Mg²⁺_(aq) + 2KOH_(aq) → Mg(OH)_2(s) + 2K⁺                         (3.1)

Calcium, strontium and barium oxides react exothermically with water to form the corresponding hydroxides:

CaO_(s) + H₂O_(l) → Ca(OH)_2(s)

SrO_(s) + H₂O_(l) → Sr(OH)_2(s)

BaO_(s) + H₂O_(l) → Ba(OH)_2(s)                                                    (3.2)

Magnesium and calcium hydroxides are sparingly soluble in water and the resulting aqueous solutions are mildly alkaline. In general, group 2 hydroxides, except Be(OH)₂, react as bases, and their water solubility and thermal stability increase within the group (Mg→Ba).
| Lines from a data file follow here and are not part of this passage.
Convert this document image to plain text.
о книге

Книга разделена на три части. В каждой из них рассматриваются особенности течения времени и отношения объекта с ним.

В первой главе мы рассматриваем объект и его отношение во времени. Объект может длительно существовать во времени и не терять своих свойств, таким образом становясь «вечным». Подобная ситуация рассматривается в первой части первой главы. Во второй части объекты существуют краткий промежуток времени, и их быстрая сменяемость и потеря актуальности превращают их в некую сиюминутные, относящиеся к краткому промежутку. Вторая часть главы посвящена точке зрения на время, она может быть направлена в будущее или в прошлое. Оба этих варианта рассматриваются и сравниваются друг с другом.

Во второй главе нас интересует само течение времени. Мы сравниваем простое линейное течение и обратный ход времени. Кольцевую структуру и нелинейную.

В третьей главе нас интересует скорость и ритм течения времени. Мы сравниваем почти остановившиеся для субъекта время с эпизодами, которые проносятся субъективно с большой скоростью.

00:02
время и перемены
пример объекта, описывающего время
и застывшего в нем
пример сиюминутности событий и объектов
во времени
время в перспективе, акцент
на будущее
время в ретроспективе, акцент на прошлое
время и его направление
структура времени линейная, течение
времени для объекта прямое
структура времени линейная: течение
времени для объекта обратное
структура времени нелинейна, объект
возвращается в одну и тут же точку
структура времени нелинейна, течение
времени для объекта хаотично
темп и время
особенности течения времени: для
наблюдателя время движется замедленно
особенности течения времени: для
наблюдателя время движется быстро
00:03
Earth alkaline halides (MCl₂) are normally found in their hydrated form. Anhydrous beryllium halides are covalent, whereas Mg(II), Ca(II), Sr(II), Ba(II) halides are ionic. As a result of the ionic bond, the later halides have typically high melting points and they are sparingly soluble in water. Additionally, MgCl₂, MgBr₂, MgI₂ are hygroscopic. Anhydrous calcium chloride also has a strong affinity for water and is typically used as a drying agent.

Hygroscopic compounds are substances that absorb water from the surrounding air but do not become a liquid.